Action is Anti-Consumer
“The proposal to rescind the 2017 Rule for payday and vehicle title loans before it can be tested in the ‘real world’ seems not to be in keeping with the reason the CFPB was established–to protect consumers in the marketplace,” said Cathy Bowen, who has worked for several decades as a consumer and financial educator.
“Why wouldn’t lenders want systems in place to reduce the risk of making loans to consumers who are not positioned to repay them in a timely manner? Payday and vehicle title loans are costly ways to borrow,” she stressed.
“Educating consumers about the pros and cons of using these borrowing options may be the best defense in the absence of laws and rules that prevent lenders from increasing their bottom line at the expense of uneducated consumers,” added Bowen, a North Carolina native who now makes her home in State College, PA.
State law in South Carolina sets $550 as the maximum payday loan amount for up to 31 days before it must be repaid. The maximum finance rate and fees is capped at 15 percent of the principal amount, meaning the lender may charge up to $15 for a 14-day loan of $100. That works out to an annual percentage rate (APR) of 390 percent.
Protecting Lenders’ Profit
In its announcement, CFPB said it “is concerned that [the Obama administration’s] provisions would reduce access to credit and competition in states that have determined that it is in their residents’ interests to be able to use such products, subject to state-law limitations.”
“The CFPB’s latest proposal will leave struggling borrowers vulnerable to falling further behind by giving payday and other high-cost lenders the green light to continue trapping them deep in debt,” said Suzanne Martindale, senior policy counsel for Consumer Reports.
However, the agency made it clear in court documents that its priorities are to protect lenders, not consumers. In those documents, the CFPB argued that payday lenders would suffer “irreparable harm” from the 2017 final payday rule and that it was “in the public interest” to reopen the rule-making.

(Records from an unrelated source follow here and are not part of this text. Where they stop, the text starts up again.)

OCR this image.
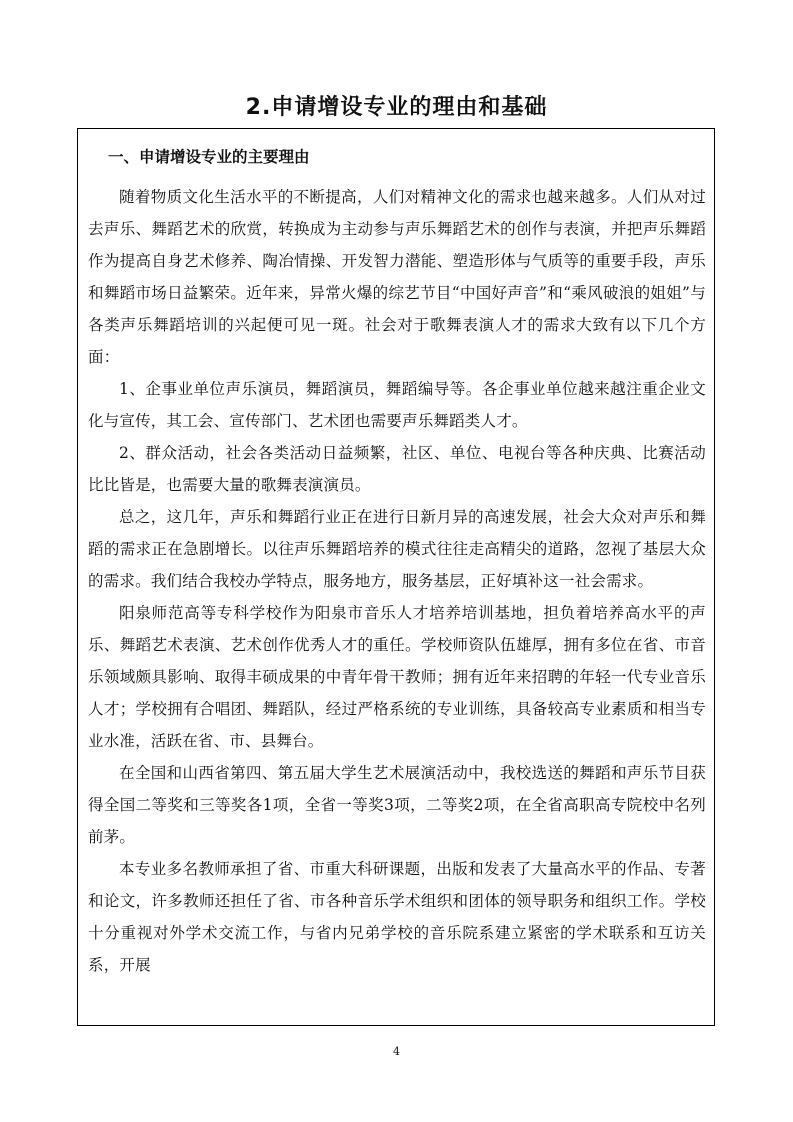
2.申请增设专业的理由和基础
一、申请增设专业的主要理由

随着物质文化生活水平的不断提高，人们对精神文化的需求也越来越多。人们从对过去声乐、舞蹈艺术的欣赏，转换成为主动参与声乐舞蹈艺术的创作与表演，并把声乐舞蹈作为提高自身艺术修养、陶冶情操、开发智力潜能、塑造形体与气质等的重要手段，声乐和舞蹈市场日益繁荣。近年来，异常火爆的综艺节目“中国好声音”和“乘风破浪的姐姐”与各类声乐舞蹈培训的兴起便可见一斑。社会对于歌舞表演人才的需求大致有以下几个方面：

1、企事业单位声乐演员，舞蹈演员，舞蹈编导等。各企事业单位越来越注重企业文化与宣传，其工会、宣传部门、艺术团也需要声乐舞蹈类人才。

2、群众活动，社会各类活动日益频繁，社区、单位、电视台等各种庆典、比赛活动比比皆是，也需要大量的歌舞表演演员。

总之，这几年，声乐和舞蹈行业正在进行日新月异的高速发展，社会大众对声乐和舞蹈的需求正在急剧增长。以往声乐舞蹈培养的模式往往走高精尖的道路，忽视了基层大众的需求。我们结合我校办学特点，服务地方，服务基层，正好填补这一社会需求。

阳泉师范高等专科学校作为阳泉市音乐人才培养培训基地，担负着培养高水平的声乐、舞蹈艺术表演、艺术创作优秀人才的重任。学校师资队伍雄厚，拥有多位在省、市音乐领域颇具影响、取得丰硕成果的中青年骨干教师；拥有近年来招聘的年轻一代专业音乐人才；学校拥有合唱团、舞蹈队，经过严格系统的专业训练，具备较高专业素质和相当专业水准，活跃在省、市、县舞台。

在全国和山西省第四、第五届大学生艺术展演活动中，我校选送的舞蹈和声乐节目获得全国二等奖和三等奖各1项，全省一等奖3项，二等奖2项，在全省高职高专院校中名列前茅。

本专业多名教师承担了省、市重大科研课题，出版和发表了大量高水平的作品、专著和论文，许多教师还担任了省、市各种音乐学术组织和团体的领导职务和组织工作。学校十分重视对外学术交流工作，与省内兄弟学校的音乐院系建立紧密的学术联系和互访关系，开展

4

“Lenders throughout the market will face substantial decreases in revenue once the Rule’s compliance date takes effect, which will lead many to exit the market,” the agency said in a motion.
In November, a federal court suspended the August 2019 compliance date for key parts of the original 2017 rule, since the bureau under then–acting Director Mick Mulvaney had said it planned to propose changes in January.
The CFPB has been overseeing the $38.5 billion payday industry since its inception in 2011. During that time, payday lenders have fought all federal efforts to regulate the industry. Two payday lending trade groups sued the CFPB last year to invalidate the 2017 rule claiming the bureau cherry–picked research to support tough restrictions on lenders.
“The newly proposed payday loan rule is a crucial fix to a regulation that threatened access to credit for millions of Americans who need to cover emergency expenses between paychecks,” Daniel Press, policy analyst at the Competitive Enterprise Institute, said in a statement.
The Financial Service Centers of America (FiSCA) called the possible rollback of regulations a “thoughtful proposal.”
What to Do
Surveys suggest 10-12 million American consumers get payday loans every year, despite warnings about their high cost.
There are other ways to find debt relief without resorting to payday loans, such as community agencies, churches and private charities, which are the easiest places to try. Even high interest credit cards provide far cheaper options than do payday loans, the experts say, and credit unions are great resources as well.
The proposed CFPB change is open to public comment for 90 days.
“The Bureau will evaluate the comments, weigh the evidence, and then make its decision,” said Kathy Kraninger, bureau director. “In the meantime, I look forward to working with fellow state and federal regulators to enforce the law against bad actors and encourage robust market competition to improve access, quality, and cost of credit for consumers.”
To let the CFPB know how you feel about its proposal, here’s what to do:
Electronic: regulations.gov. Click the link for “Advanced Search,” then under agency look for “CFPB.” Follow the instructions for submitting comments.
email: 2019-NPRM-PaydayReconsideration@cfpb.gov. Include Docket No. CFPB2019-0006 or RIN 3170-AA80 in the subject line.
Mail/hand delivery/courier: Comment Intake, Bureau of Consumer Financial Protection, 1700 G St. NW, Washington, D.C. 20552.